MRT station in Bangkok, Thailand

Lumphini MRT station (สถานีลุมพินี, /th/; code BL25) is a Bangkok MRT station on the Blue Line. It is located beneath Rama IV Road at Witthayu Intersection, where Witthayu intersects Rama IV road, serving one of the city's main business districts.
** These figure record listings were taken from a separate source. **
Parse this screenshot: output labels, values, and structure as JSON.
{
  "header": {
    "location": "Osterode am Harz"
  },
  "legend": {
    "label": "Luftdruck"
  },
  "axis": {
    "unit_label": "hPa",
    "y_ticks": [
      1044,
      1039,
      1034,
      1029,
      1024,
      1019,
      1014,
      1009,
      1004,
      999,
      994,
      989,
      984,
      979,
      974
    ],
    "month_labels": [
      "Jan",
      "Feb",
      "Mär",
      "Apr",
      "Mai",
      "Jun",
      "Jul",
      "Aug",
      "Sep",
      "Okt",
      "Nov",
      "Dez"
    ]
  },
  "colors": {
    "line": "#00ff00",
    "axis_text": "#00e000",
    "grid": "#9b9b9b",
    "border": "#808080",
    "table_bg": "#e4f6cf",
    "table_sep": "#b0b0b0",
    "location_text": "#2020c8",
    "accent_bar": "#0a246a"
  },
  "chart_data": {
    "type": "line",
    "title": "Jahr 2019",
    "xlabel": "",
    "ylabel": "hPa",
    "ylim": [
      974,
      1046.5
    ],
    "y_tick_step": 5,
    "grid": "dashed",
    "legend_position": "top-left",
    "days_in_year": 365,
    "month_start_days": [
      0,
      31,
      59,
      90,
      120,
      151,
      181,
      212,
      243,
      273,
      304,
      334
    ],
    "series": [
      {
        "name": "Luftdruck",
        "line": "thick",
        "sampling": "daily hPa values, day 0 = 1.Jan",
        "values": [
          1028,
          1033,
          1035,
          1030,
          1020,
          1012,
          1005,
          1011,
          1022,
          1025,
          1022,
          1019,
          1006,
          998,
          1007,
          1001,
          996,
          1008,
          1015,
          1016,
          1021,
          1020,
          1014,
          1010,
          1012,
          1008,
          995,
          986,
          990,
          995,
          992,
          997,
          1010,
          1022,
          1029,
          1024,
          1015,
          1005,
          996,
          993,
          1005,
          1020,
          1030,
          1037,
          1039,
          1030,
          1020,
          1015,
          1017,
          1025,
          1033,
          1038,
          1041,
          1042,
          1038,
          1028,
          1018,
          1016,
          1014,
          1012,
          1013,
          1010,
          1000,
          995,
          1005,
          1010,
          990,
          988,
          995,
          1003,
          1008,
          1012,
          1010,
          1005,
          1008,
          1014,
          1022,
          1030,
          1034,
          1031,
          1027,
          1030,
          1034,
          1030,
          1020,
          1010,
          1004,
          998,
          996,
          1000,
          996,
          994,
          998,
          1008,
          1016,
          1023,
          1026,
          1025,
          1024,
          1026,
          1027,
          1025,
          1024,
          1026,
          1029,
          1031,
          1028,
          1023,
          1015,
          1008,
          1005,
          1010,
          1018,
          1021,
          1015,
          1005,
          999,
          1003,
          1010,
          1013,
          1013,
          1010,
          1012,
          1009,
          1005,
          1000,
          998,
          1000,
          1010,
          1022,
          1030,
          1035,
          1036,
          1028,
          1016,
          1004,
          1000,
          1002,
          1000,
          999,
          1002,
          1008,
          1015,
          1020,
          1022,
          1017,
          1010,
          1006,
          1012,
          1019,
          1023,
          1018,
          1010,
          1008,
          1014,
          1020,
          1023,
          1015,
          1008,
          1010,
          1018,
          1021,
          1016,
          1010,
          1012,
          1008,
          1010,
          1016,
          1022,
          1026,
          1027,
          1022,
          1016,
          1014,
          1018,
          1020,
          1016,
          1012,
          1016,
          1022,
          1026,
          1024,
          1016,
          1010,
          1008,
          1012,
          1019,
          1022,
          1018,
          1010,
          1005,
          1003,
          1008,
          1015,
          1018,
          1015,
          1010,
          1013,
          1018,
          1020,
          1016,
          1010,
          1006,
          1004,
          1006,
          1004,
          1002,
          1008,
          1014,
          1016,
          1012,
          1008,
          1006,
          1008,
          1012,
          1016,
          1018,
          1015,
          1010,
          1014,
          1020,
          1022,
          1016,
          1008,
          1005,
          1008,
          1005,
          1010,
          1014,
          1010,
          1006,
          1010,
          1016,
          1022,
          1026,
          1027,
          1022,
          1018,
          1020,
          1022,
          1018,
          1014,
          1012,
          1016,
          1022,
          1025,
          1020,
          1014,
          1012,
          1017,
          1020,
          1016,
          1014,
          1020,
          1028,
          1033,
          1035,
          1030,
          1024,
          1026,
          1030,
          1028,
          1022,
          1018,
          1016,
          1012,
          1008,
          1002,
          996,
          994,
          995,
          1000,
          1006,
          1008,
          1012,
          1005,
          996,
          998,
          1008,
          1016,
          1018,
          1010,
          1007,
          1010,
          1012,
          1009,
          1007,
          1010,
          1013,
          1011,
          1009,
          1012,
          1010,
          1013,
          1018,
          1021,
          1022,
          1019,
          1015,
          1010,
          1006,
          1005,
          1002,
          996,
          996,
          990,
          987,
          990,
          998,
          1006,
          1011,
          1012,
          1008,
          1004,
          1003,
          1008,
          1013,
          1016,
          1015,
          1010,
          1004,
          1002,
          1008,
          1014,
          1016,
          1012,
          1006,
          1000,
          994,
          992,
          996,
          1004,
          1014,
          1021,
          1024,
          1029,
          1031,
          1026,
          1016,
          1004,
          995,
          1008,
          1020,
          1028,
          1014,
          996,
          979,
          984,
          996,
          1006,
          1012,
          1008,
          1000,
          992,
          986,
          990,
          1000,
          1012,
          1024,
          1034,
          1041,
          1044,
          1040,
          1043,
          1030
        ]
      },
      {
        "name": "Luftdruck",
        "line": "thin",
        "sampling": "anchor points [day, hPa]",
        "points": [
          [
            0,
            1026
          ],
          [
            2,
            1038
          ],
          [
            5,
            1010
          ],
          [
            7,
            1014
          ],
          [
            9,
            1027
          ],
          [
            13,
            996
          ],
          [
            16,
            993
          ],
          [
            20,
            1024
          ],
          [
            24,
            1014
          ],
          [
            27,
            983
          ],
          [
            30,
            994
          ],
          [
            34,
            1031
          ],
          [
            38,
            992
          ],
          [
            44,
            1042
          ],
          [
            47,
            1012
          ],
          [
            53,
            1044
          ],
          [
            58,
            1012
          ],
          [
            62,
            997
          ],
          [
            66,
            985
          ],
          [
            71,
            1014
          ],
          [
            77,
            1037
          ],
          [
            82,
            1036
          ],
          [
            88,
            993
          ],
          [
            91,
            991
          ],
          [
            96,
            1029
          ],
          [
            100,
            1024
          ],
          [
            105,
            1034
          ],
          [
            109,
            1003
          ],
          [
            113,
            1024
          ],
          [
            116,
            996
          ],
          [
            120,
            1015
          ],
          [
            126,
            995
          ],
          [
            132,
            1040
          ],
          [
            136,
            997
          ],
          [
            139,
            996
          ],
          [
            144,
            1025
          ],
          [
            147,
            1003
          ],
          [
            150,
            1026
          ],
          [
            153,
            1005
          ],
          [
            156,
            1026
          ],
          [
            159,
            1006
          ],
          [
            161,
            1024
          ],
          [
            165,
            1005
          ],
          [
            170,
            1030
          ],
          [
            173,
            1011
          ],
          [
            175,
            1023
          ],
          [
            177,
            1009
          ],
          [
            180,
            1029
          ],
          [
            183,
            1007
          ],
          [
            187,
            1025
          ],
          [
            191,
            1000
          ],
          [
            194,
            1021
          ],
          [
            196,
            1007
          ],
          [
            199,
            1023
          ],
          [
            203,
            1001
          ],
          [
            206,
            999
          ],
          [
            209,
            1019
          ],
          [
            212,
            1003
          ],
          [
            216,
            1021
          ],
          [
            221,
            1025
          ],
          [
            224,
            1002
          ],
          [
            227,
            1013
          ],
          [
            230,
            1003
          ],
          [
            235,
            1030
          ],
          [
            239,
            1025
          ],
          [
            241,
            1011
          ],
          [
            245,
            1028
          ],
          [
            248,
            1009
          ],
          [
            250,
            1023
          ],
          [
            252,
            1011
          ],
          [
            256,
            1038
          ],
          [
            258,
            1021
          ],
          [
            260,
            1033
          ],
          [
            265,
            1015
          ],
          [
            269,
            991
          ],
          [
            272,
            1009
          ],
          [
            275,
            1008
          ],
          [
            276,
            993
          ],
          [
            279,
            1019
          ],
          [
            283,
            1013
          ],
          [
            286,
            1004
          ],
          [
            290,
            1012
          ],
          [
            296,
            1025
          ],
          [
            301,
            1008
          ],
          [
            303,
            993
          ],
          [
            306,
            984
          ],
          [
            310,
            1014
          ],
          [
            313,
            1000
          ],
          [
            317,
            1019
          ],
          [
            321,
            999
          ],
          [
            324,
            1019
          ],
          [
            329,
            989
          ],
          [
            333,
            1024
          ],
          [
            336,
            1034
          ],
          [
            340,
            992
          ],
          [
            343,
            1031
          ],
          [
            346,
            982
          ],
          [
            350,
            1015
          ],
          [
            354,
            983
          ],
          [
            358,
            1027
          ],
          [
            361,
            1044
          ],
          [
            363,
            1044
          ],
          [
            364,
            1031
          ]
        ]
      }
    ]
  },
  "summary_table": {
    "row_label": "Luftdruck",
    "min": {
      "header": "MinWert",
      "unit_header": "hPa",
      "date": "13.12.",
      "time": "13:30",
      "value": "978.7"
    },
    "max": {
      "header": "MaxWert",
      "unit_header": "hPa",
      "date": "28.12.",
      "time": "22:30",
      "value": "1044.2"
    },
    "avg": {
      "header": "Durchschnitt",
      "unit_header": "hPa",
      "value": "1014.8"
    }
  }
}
Although the station's name refers to Lumphini Park, the king Vajiravudh monument which is the main sight of the park is closer to Sala Daeng Intersection, which is served by Si Lom and Sala Daeng BTS station.

== Station layout ==
| G At-grade | Street level | Bus stop, Rama IV Road, Witthayu Road, Lumphini Park |
| B1 Concourse | Concourse Level | Exits 1A (closest exit to Soi Ngam Duphli), 1B (Underground walkway to One Bangkok), 2 (exit to Northern Sathorn road) and 3 (exit to Witthayu Road, across the road is Lumphini park); and Ticket Vending Machines |
| B2 Platform | Platform | towards via |
Side platform, doors will open on the right
| B4 Platform | Platform | towards |
Side platform, doors will open on the left

== Station details ==
Lumphini is an underground station, measuring at a width of 20 m and a length of 172 m, and is at a depth of 26 m. It uses a split platform due to half of Rama IV Road containing some of the Metropolitan Waterworks Authority's pipes. Lumphini is represented by the lotus symbol and the color green.